Sooooo, nach etwas längerer Stadion-Abstinenz weil sowohl ein erster geplanter Besuch bei GD Estoril Praia als auch bei Os Belenenses aus diversen Gründen nicht zu Stande kamen, hat es zumindest mit Estoril jetzt im zweiten Anlauf geklappt.
Gestern habe ich mir die Partie GD Estoril vs. FC Arouca um 20:15 Ortszeit angesehen. Die Ausgangslage war folgende, dass Estoril mit einem Sieg den Relegationsplatz sicher würde verhindern können, er war aber ohnehin nur noch sehr unwahrscheinlich. Arouca auf der anderen Seite kämpft noch um den Einzug in die Conference League, stand vor dem Spieltag auf dem 5. Platz, Vitória Guimarães ist jedoch mit einem Sieg bei Rio Ave am Sonntag vorbeigezogen. Es ging also für beide Teams um einiges.
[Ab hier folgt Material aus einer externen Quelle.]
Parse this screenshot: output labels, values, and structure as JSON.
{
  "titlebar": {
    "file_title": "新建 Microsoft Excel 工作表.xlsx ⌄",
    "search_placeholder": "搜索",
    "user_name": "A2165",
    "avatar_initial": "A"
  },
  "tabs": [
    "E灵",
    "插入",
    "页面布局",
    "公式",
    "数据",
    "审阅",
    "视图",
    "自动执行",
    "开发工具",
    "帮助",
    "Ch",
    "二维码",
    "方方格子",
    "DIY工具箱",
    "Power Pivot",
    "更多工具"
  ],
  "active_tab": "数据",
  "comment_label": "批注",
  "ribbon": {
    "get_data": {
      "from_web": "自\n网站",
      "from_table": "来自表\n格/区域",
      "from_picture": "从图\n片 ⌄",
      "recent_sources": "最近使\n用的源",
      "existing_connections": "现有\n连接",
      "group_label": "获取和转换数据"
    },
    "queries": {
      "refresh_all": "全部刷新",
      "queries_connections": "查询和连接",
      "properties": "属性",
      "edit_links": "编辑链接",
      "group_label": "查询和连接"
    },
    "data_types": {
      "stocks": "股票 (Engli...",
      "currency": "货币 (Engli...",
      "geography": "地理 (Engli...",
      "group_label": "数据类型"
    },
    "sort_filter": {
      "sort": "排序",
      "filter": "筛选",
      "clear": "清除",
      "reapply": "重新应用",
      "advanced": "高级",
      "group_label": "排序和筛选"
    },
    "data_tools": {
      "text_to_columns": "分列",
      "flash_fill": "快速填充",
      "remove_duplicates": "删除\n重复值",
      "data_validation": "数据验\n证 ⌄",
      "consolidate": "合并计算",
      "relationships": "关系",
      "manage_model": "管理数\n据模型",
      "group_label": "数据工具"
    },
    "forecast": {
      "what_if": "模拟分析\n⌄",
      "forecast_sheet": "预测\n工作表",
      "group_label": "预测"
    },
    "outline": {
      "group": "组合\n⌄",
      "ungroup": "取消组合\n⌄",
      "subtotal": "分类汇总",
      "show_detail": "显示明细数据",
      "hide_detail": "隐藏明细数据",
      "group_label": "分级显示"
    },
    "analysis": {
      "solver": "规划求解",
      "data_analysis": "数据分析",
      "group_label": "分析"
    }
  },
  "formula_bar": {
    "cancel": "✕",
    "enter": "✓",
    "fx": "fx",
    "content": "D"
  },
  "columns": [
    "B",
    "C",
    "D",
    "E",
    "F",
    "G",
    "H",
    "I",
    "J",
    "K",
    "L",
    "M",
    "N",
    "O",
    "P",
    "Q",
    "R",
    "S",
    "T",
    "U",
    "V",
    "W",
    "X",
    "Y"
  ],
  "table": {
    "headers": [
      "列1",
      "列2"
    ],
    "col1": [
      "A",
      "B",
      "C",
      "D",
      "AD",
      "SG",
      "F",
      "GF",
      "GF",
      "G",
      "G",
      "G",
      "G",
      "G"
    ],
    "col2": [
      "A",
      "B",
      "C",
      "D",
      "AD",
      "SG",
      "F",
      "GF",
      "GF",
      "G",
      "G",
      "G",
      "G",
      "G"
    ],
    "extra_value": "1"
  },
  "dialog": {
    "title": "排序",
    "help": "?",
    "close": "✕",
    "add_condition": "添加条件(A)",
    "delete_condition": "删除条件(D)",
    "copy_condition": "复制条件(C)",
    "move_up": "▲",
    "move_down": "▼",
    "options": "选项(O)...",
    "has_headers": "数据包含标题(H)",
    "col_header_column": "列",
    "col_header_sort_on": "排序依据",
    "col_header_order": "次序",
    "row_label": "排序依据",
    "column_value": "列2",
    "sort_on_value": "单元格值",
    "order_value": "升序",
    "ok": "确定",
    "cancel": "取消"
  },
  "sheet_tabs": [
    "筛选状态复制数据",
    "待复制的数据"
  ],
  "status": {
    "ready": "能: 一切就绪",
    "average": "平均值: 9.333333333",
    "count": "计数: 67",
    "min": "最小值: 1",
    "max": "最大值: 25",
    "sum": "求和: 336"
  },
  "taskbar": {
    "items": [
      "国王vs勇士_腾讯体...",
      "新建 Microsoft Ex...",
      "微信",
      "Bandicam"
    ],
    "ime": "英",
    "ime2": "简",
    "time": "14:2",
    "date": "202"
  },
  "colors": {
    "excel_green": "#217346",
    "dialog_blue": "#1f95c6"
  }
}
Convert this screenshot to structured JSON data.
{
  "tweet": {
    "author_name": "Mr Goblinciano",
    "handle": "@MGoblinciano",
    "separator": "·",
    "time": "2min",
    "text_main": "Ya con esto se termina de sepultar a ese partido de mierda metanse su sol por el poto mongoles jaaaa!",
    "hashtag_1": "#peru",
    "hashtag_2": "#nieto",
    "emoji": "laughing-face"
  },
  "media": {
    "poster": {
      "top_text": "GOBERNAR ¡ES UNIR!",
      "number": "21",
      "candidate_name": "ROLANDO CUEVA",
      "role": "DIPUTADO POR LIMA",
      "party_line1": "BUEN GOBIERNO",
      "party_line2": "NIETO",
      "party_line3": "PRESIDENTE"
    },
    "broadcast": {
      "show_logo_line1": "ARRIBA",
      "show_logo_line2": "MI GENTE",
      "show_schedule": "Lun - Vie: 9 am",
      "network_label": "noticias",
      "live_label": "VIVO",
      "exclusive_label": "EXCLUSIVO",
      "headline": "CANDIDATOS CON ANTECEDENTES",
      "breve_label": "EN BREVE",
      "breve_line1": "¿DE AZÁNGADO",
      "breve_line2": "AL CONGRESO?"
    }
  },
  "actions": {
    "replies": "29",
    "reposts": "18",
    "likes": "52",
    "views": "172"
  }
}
Diesmal war ich schon einige Stunden vor Spielbeginn am Stadion und wollte mir schonmal vorsorglich ein Ticket kaufen. Etwas kurios war dann, wie der Verkauf abgewickelt wurde. Mein kaum vorhandenes Portugiesisch lies mich verstehen, dass es zu jedem Ticket einen Schal dazu gab. Wie mir dann später erklärt wurde war es tatsächlich aber so, dass der Kauf des Schals Bedingung für das Ticket war, nicht umgekehrt. Kurz und gut: ich bin nun stolzer Besitzer eines GD Estoril Praia Schals.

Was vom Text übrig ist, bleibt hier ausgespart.